We get up and walk around the bar. They are closing up soon, it is almost 3 am. Where did the time go. (Hasdrubal) and (HorseGirl) are having some muttered argument, but they leave together. I see friends I haven't seen for weeks as the crowd thins out, and we chat. After a while, I leave.

I walk up the Route de Rouen. We are in wedge formation, one to each side of me and one watching my back. I am the Captain tonight, and they are willing to follow me. To anyone who looks out, I would seem to be alone. I am not. I have a feeling there will be a real reception waiting for me at the room. They didn't like being talked about, the local spirits.

Too bad for them.

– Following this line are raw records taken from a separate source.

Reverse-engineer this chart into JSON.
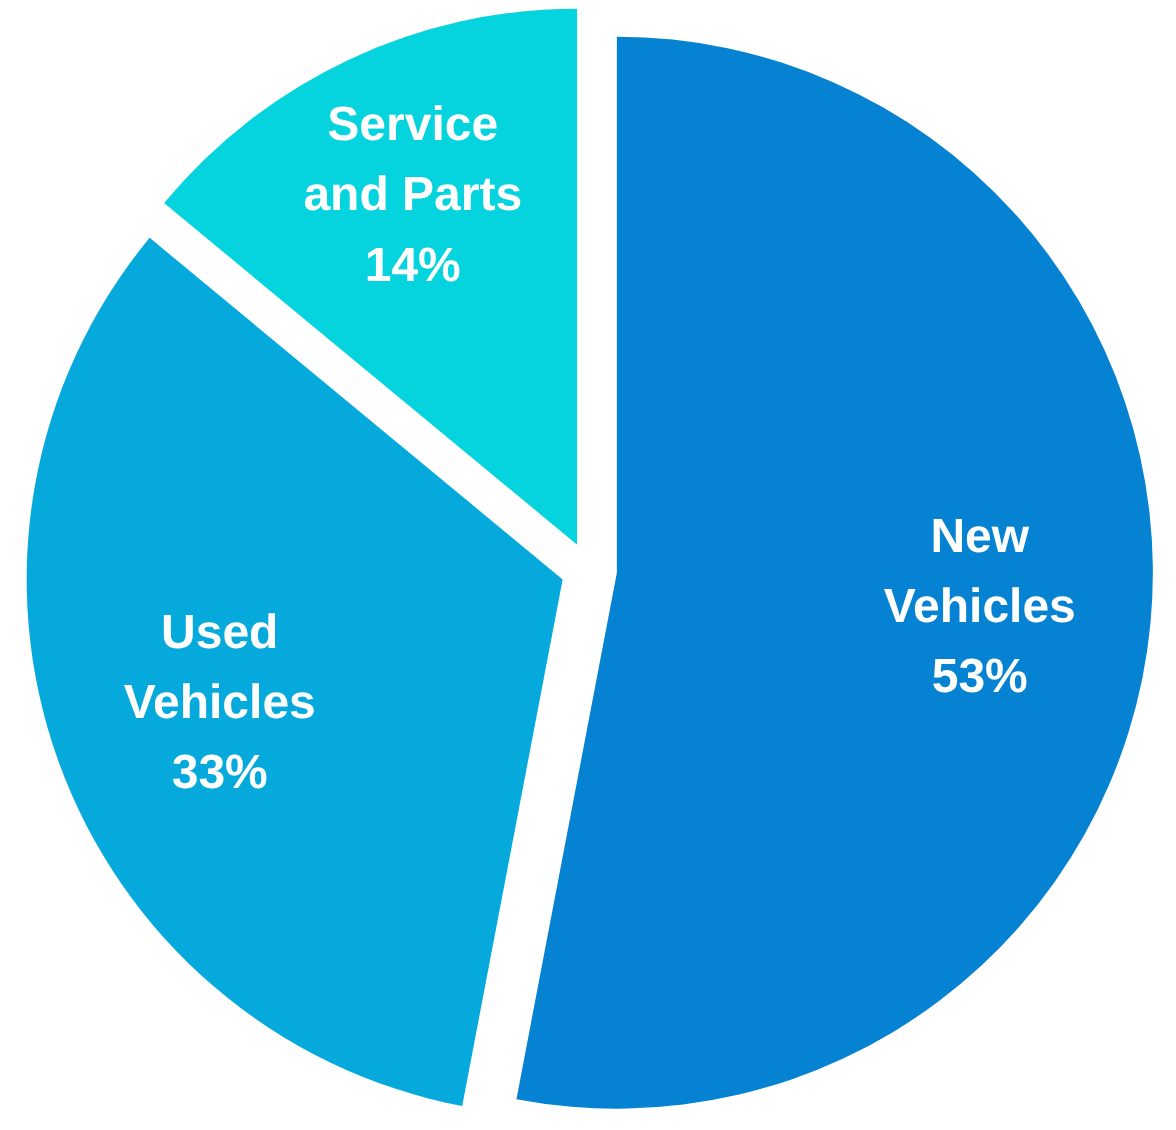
{
  "chart_data": {
    "type": "pie",
    "categories": [
      "New Vehicles",
      "Used Vehicles",
      "Service and Parts"
    ],
    "values": [
      53,
      33,
      14
    ],
    "colors": [
      "#0682d2",
      "#06a9dc",
      "#05d3de"
    ],
    "value_labels": [
      "53%",
      "33%",
      "14%"
    ]
  }
}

I've got some tough ones on my side.

We enter the common hallway of the house, and it is like muscling into a packed party that has been going on for hours. I don't know these ones, and they don't care about me one way or another. Me and mine, we shoulder our way up the circular stairway. If I were them, I'd be waiting on the landing, but they are holed up in my room proper. Waiting.

I turn the key in the door. I open it, and reach into the darkness and turn on the light.

"Alright, dammit, this is getting OLD. I told you this was my room now. You need to leave. You, and you, and yes you up there in the bed. I have been polite, but you know I pay the rent here now."

It is quiet, and almost empty. Almost, but not quite.

I light some candles on my desk. As I do so, the temperature in the room quickly drops about 10 degrees.

That is curious. I go over to the radiator and turn it up a notch. I am careful not to push loose the strand of tinsel Christmas decorations that I left strung across the room. Kind of livens the place up.

I go to the sink to brush my teeth. I look in the tiny mirror that I have propped up against the wall at eye level and think, "this is too predictable, this is when the creature looms up reflected over my shoulder."

There is no face. Instead, what I see reflected in the mirror is the strand of gold tinsel. It is dancing, bobbing up and down, up and down.

Now I really do turn around very, very slowly. It is still bobbing, and not less. This isn't because I bumped it. I walk towards it, and figure it out: hot air rising off the radiator, the radiator that I turned up because it got so cold all of a sudden...

Cold.

"I said GET OUT."

What do they think, that I'm just gonna run? Not likely. We clear the last of them out, the McKenzies and Howells and whoever's on guard duty this night spread outside the room to stand watch, and I lie down in my empty bed to get a little sleep.